Which approach might be better in terms of performance? I wrote the code to test it:
az = "ABCDEFGHIJKLMNOPQRSTUVWXYZ"_az = "_ABCDEFGHIJKLMNOPQRSTUVWXYZ"azlist = list(az) azdict = dict(zip(az,range(1,27))) text = az*1000000 #这个是测试数据#str.find和str.index的是一样的。这里就没必要写了。def azindexstr(text): for r in text: az.index(r)+1 passdef _azindexstr(text): for r in text: _az.index(r) passdef azindexlist(text): for r in text: azlist.index(r) passdef azindexdict(text): for r in text: azdict.get(r) passdef azindexdict2(text): for r in text: azdict[r] passdef azord(text): for r in text: ord(r)-64 passdef azand64(text): for r in text: ord(r)%64 pass
Copy and paste the above code into ipython, and then use the magic function %timeit to test the performance of each method. ipython is a python interactive interpreter that comes with a variety of very practical functions, such as the %timeit function that is mainly used for text. Please enter pip install ipython to install.
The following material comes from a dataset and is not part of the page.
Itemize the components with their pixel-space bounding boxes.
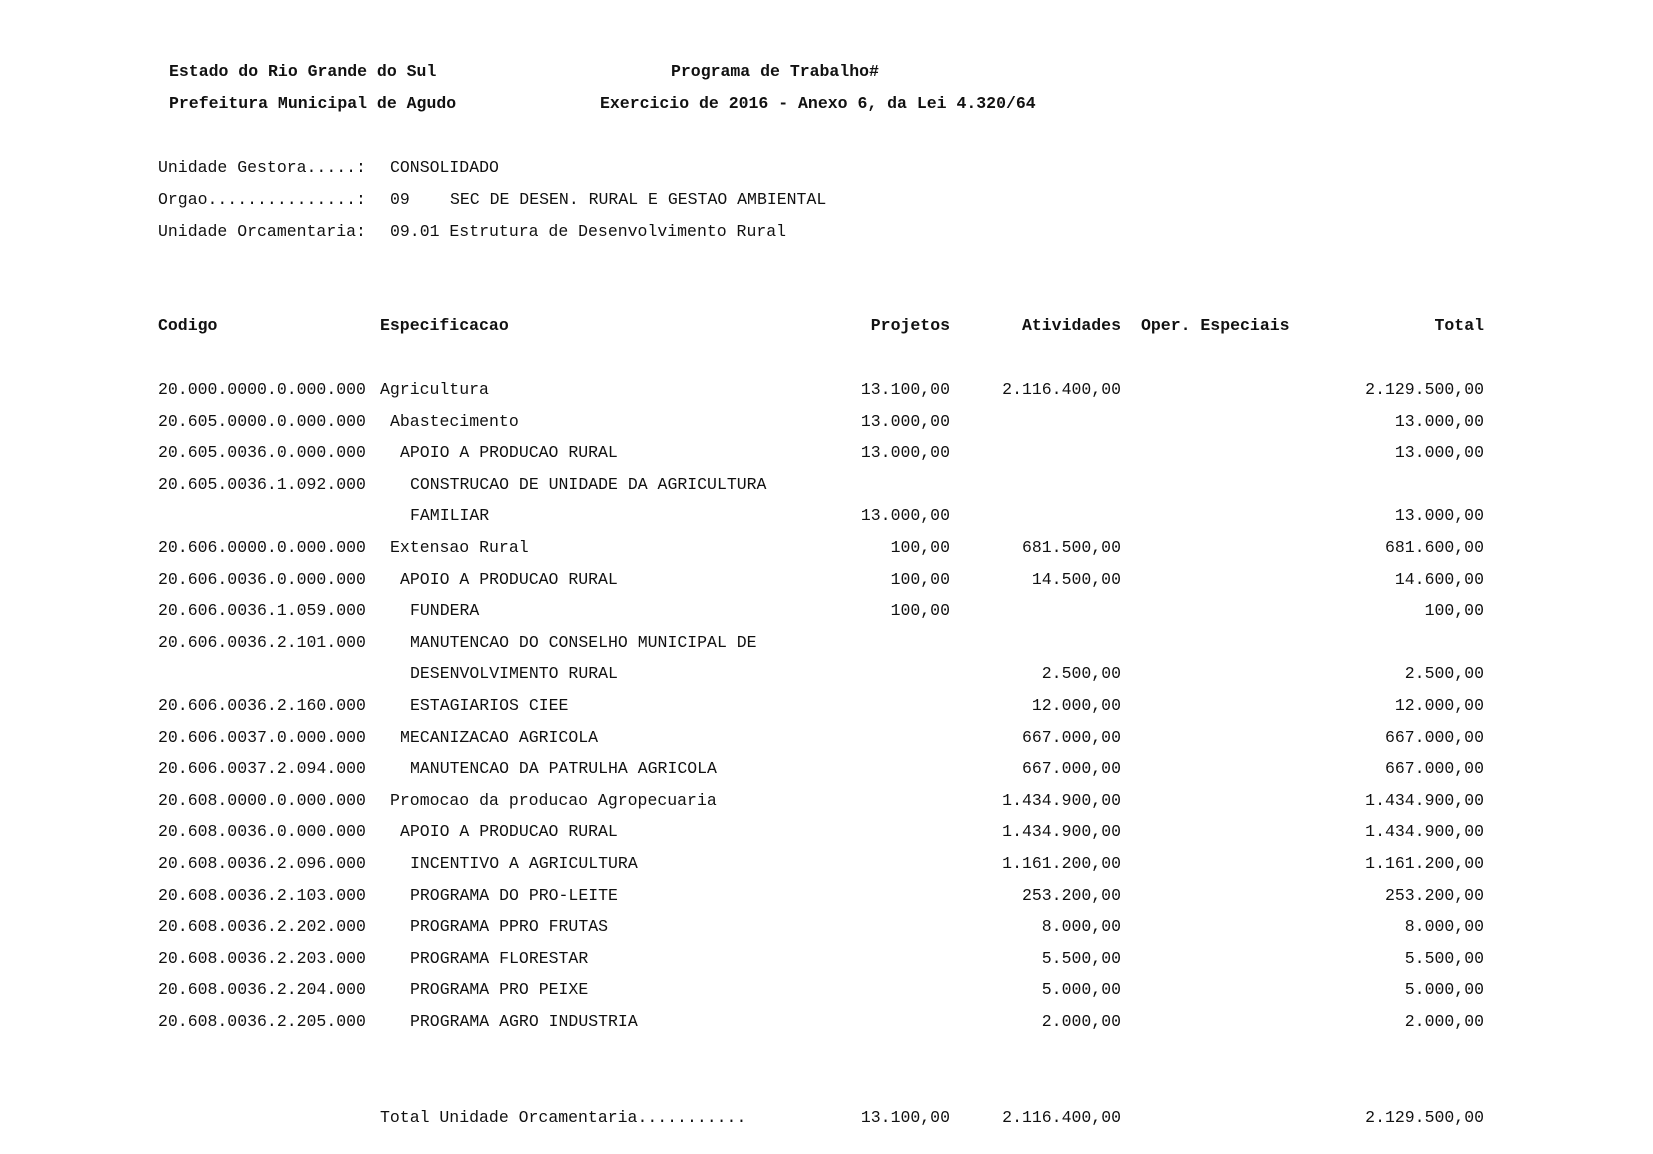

The following is the result data of my test:
In [147]: %timeit azindexstr(text) 1 loop, best of 3: 9.09 s per loop In [148]: %timeit _azindexstr(text) 1 loop, best of 3: 8.1 s per loop In [149]: %timeit azindexlist(text) 1 loop, best of 3: 17.1 s per loop In [150]: %timeit azindexdict(text) 1 loop, best of 3: 4.54 s per loop In [151]: %timeit azindexdict2(text) 1 loop, best of 3: 1.99 s per loop In [152]: %timeit azord(text) 1 loop, best of 3: 2.94 s per loop In [153]: %timeit azand64(text) 1 loop, best of 3: 4.56 s per loop
From the results, it can be seen that list.index is the slowest, which surprised me. In addition, if there is a lot of data in the list, the index will be very slow. The speed of dict[r] is faster than that of dict.get(r), but if it is a non-existent key, dict[r] will report an error, while the dict.get method will not report an error and has better fault tolerance.
ord(r)-64’s method is fast and should be the most convenient to use, as there is no need to construct data.